Kerodon

$\Newextarrow{\xRightarrow}{5,5}{0x21D2}$ $\newcommand\empty{}$
$\Newextarrow{\xhookrightarrow}{10,10}{0x21AA}$

Example 11.3.0.9. Let $q: \operatorname{\mathcal{C}}\rightarrow \operatorname{\mathcal{D}}$ be a functor between ordinary categories which is a fibration in sets (Definition 4.2.3.1), so that the induced map $\operatorname{N}_{\bullet }(q): \operatorname{N}_{\bullet }(\operatorname{\mathcal{C}}) \rightarrow \operatorname{N}_{\bullet }(\operatorname{\mathcal{D}})$ is a right fibration, and in particular a cartesian fibration.
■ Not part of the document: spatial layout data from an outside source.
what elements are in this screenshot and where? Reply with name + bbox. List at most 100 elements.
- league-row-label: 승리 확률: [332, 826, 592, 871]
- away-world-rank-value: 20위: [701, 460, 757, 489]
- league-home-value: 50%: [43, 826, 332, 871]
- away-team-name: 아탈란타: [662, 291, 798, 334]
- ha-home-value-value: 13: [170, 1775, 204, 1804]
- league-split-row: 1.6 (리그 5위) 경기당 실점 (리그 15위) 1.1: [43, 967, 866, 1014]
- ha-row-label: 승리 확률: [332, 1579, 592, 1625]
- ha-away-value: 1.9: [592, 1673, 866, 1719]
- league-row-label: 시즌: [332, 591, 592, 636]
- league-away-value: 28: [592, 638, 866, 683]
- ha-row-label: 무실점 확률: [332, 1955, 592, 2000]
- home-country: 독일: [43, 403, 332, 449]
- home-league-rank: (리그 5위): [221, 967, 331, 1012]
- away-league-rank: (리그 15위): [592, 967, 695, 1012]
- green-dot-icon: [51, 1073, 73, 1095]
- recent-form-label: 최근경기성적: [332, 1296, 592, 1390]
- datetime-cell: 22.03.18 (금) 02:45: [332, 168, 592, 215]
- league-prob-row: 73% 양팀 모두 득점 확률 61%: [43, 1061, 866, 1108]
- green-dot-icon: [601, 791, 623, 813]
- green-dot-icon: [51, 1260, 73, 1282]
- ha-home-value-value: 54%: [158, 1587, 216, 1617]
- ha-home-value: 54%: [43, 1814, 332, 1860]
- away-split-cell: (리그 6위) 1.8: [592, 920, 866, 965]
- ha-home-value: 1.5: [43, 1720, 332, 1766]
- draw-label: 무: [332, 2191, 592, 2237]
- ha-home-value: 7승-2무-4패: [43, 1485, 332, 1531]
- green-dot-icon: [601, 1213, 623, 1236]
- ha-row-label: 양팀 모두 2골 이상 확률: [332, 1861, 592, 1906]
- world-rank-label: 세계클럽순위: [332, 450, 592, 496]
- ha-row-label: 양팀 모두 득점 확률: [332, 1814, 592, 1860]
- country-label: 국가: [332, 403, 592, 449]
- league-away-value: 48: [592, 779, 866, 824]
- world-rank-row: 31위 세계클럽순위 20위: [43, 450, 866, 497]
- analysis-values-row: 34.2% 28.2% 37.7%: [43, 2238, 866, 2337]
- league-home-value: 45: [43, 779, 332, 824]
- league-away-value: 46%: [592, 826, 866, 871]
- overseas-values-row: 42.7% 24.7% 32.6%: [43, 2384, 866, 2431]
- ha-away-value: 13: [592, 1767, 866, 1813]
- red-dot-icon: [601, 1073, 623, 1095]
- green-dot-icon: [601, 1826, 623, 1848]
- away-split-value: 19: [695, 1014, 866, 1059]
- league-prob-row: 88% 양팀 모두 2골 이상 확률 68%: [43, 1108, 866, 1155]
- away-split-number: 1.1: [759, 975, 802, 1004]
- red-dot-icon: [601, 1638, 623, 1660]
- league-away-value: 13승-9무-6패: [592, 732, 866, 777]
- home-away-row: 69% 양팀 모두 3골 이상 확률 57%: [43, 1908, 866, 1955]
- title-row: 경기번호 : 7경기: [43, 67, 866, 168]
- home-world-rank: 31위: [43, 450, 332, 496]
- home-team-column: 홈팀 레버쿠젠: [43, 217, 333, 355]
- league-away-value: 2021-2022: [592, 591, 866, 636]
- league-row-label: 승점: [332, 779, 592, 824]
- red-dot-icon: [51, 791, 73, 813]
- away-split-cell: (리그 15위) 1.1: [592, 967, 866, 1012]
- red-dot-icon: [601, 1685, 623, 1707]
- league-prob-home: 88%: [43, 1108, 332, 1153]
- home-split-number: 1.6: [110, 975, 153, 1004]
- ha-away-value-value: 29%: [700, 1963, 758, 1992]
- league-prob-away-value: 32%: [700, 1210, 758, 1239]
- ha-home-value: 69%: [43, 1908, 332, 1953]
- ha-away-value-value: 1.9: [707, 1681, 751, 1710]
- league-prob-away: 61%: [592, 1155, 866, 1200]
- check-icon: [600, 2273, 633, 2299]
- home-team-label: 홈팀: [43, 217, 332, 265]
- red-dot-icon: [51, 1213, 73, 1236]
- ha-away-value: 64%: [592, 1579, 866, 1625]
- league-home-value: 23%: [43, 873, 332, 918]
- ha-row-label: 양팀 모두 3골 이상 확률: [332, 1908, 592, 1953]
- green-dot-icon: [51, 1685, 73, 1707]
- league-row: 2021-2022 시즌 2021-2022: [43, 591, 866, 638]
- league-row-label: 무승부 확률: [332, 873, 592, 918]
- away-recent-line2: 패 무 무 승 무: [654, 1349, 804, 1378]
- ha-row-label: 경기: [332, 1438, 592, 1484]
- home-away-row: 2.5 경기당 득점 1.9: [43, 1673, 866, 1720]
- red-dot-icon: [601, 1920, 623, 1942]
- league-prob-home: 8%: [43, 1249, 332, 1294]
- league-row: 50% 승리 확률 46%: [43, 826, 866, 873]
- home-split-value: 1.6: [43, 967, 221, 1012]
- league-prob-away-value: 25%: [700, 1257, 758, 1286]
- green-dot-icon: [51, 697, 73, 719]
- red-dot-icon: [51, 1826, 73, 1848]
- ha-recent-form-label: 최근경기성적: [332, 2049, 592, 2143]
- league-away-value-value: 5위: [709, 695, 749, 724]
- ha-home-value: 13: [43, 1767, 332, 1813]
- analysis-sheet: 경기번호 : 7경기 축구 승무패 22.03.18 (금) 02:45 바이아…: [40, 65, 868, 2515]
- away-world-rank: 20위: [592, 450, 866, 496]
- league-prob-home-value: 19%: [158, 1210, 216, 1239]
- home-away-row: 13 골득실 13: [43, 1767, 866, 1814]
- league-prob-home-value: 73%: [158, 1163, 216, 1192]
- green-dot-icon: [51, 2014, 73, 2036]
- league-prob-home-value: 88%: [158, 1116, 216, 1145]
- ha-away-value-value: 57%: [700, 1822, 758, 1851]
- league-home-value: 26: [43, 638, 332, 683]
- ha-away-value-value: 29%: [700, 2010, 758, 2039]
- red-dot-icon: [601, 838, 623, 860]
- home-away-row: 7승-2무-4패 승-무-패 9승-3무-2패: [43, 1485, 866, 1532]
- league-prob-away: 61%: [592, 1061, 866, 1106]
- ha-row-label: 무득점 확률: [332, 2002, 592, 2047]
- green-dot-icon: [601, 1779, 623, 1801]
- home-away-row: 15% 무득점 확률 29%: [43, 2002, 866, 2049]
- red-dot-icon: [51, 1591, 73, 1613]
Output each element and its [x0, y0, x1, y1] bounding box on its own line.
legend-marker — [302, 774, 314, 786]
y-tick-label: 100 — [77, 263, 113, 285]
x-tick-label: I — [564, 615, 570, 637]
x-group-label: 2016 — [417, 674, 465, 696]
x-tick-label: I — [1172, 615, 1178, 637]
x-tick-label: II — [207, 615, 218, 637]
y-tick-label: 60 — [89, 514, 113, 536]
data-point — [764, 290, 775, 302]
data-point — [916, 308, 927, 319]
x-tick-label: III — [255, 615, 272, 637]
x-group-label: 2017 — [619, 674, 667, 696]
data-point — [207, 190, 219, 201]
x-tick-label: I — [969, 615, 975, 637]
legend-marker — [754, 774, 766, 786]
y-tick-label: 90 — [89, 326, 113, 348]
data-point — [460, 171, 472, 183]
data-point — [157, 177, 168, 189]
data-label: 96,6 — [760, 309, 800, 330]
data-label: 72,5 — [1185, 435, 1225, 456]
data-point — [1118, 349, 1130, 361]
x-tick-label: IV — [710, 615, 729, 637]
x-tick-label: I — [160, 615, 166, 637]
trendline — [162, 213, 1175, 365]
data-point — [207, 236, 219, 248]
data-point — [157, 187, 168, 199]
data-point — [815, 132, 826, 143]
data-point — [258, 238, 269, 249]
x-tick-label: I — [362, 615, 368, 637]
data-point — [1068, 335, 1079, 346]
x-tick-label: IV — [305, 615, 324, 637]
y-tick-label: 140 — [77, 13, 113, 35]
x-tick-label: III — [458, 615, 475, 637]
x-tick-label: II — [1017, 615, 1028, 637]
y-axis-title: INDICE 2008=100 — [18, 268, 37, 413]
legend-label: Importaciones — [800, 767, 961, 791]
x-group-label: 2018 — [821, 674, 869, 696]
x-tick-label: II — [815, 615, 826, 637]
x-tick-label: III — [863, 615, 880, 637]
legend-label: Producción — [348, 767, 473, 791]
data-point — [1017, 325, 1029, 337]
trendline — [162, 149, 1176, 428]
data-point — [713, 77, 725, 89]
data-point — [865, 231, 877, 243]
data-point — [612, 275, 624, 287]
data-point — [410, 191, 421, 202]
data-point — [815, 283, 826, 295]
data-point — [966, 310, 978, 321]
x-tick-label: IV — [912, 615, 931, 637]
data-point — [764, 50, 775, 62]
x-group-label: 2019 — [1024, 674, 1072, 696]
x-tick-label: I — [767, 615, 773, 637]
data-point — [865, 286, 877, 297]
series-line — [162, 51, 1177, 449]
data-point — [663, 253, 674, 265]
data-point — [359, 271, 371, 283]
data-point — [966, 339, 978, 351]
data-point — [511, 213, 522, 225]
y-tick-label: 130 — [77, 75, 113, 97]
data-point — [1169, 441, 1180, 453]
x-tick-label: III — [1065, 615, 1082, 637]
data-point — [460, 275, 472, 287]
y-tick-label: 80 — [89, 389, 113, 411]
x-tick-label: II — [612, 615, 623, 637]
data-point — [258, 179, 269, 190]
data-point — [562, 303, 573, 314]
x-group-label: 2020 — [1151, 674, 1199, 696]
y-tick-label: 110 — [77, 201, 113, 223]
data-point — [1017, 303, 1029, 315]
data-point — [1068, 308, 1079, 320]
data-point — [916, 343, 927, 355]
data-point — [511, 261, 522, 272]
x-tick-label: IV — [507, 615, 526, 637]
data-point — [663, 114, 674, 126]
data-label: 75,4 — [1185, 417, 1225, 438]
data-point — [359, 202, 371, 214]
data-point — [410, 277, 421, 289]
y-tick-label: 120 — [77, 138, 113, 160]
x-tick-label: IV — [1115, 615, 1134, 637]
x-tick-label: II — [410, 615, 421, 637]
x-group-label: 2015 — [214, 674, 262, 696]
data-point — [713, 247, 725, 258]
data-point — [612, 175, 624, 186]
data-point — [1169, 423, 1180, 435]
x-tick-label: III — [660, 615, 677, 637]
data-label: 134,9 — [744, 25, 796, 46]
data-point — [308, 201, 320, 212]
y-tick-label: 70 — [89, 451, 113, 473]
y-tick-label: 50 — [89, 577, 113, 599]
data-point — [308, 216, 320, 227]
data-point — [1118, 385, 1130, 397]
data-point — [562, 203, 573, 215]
Then the homotopy transport representation $\operatorname{hTr}_{\operatorname{N}_{\bullet }(q)}$ of Construction 5.2.5.7 is given by the composition

\[ \operatorname{\mathcal{D}}^{\operatorname{op}} \xrightarrow { \chi _{q} } \operatorname{Set}\hookrightarrow \mathrm{h} \mathit{\operatorname{Cat}_{\infty } }, \]

where $\chi _{q}$ is the transport representation of Construction 11.10.5.7 and $\operatorname{Set}\hookrightarrow \mathrm{h} \mathit{\operatorname{Cat}_{\infty }}$ is the fully faithful embedding which associates to each set $X$ the associated discrete simplicial set, regarded as an $\infty $-category.